Boas hanya diam, tangannya menggenggam erat setir mobil hingga kuku-kuku jarinya memutih. Mata pria itu masih terpejam.
“Kenapa kamu berbohong?” tanya Boas pelan.
Naomi menelan Saliva dengan kasar. Kini, Boas telah menoleh ke arahnya, tatapan pria itu sama sekali tidak bisa tebak, namun Naomi tahu, Boas sedang marah besar atas tindakannya. Tapi, Naomi tidak benar-benar berbohong, ia memang akan menginap di apartemen Odette setelah menyelesaikan misi mereka.
“Aku benar-benar mau menginap di rumah Odette, Mas.” Naomi berseru.
Boas menghela napas. “Okay, fine.”
Boas kembali menjalankan kemudi. Jujur, yang ingin Boas dengar dari bibir Naomi adalah pengangkutan, bukan pembelaan terhadap dirinya. Apa berkata jujur dan meminta maaf kepadanya setelah berbohong adalah hal yang sulit dilakukan oleh Naomi? Sebesar itukah Ego Naomi?

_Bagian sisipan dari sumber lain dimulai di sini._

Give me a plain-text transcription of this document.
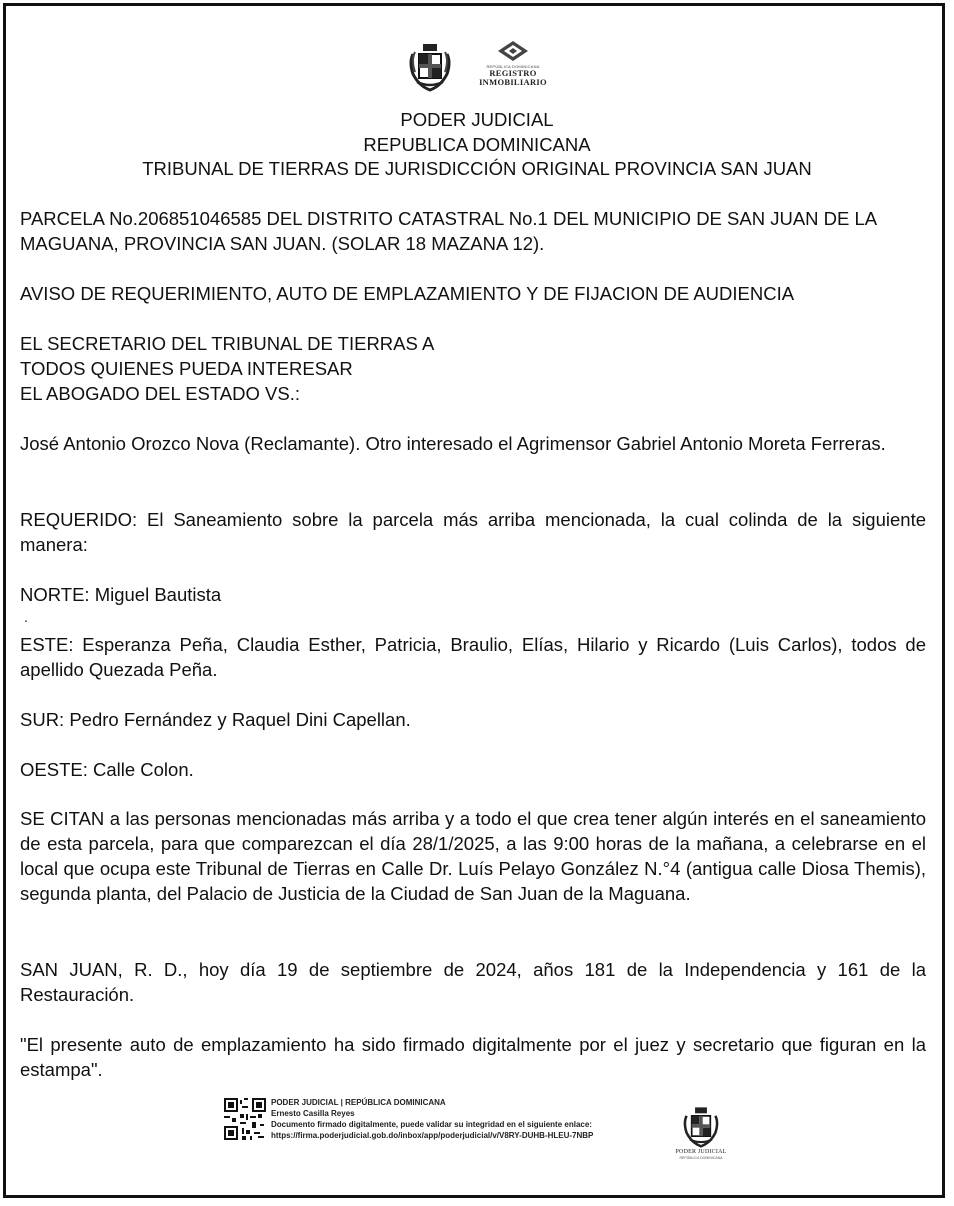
REPÚBLICA DOMINICANA
REGISTRO
INMOBILIARIO
PODER JUDICIAL
REPUBLICA DOMINICANA
TRIBUNAL DE TIERRAS DE JURISDICCIÓN ORIGINAL PROVINCIA SAN JUAN

PARCELA No.206851046585 DEL DISTRITO CATASTRAL No.1 DEL MUNICIPIO DE SAN JUAN DE LA MAGUANA, PROVINCIA SAN JUAN. (SOLAR 18 MAZANA 12).

AVISO DE REQUERIMIENTO, AUTO DE EMPLAZAMIENTO Y DE FIJACION DE AUDIENCIA

EL SECRETARIO DEL TRIBUNAL DE TIERRAS A
TODOS QUIENES PUEDA INTERESAR
EL ABOGADO DEL ESTADO VS.:

José Antonio Orozco Nova (Reclamante). Otro interesado el Agrimensor Gabriel Antonio Moreta Ferreras.

REQUERIDO: El Saneamiento sobre la parcela más arriba mencionada, la cual colinda de la siguiente manera:

NORTE: Miguel Bautista

.

ESTE: Esperanza Peña, Claudia Esther, Patricia, Braulio, Elías, Hilario y Ricardo (Luis Carlos), todos de apellido Quezada Peña.

SUR: Pedro Fernández y Raquel Dini Capellan.

OESTE: Calle Colon.

SE CITAN a las personas mencionadas más arriba y a todo el que crea tener algún interés en el saneamiento de esta parcela, para que comparezcan el día 28/1/2025, a las 9:00 horas de la mañana, a celebrarse en el local que ocupa este Tribunal de Tierras en Calle Dr. Luís Pelayo González N.°4 (antigua calle Diosa Themis), segunda planta, del Palacio de Justicia de la Ciudad de San Juan de la Maguana.

SAN JUAN, R. D., hoy día 19 de septiembre de 2024, años 181 de la Independencia y 161 de la Restauración.

"El presente auto de emplazamiento ha sido firmado digitalmente por el juez y secretario que figuran en la estampa".

PODER JUDICIAL | REPÚBLICA DOMINICANA
Ernesto Casilla Reyes
Documento firmado digitalmente, puede validar su integridad en el siguiente enlace:
https://firma.poderjudicial.gob.do/inbox/app/poderjudicial/v/V8RY-DUHB-HLEU-7NBP
PODER JUDICIAL
REPÚBLICA DOMINICANA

Boas tertawa getir dalam diam. Shit, sakit sekali.
Setibanya di rumah, Boas memutuskan untuk tidur di kamar tamu. Sebelumnya, ia mengambil tab-nya yang berada di kamar. Boas sama sekali tidak memedulikan keberadaan Naomi. Pria itu sedang butuh waktu sendiri saat ini untuk menenangkan diri.
To be continued
KAMU SEDANG MEMBACA
Beauty and the Doctor (Senin & Rabu)
Romance"Kalau kamu enggak mau serius sama saya, bilang dari awal Naomi. Jangan buat saya jadi seperti ini." Itulah kalimat terpanjang yang Boas ucapkan. "Hal yang paling bikin aku kecewa adalah, kita sama-sama belum dewasa dalam pernikahan ini." -Naomi. ...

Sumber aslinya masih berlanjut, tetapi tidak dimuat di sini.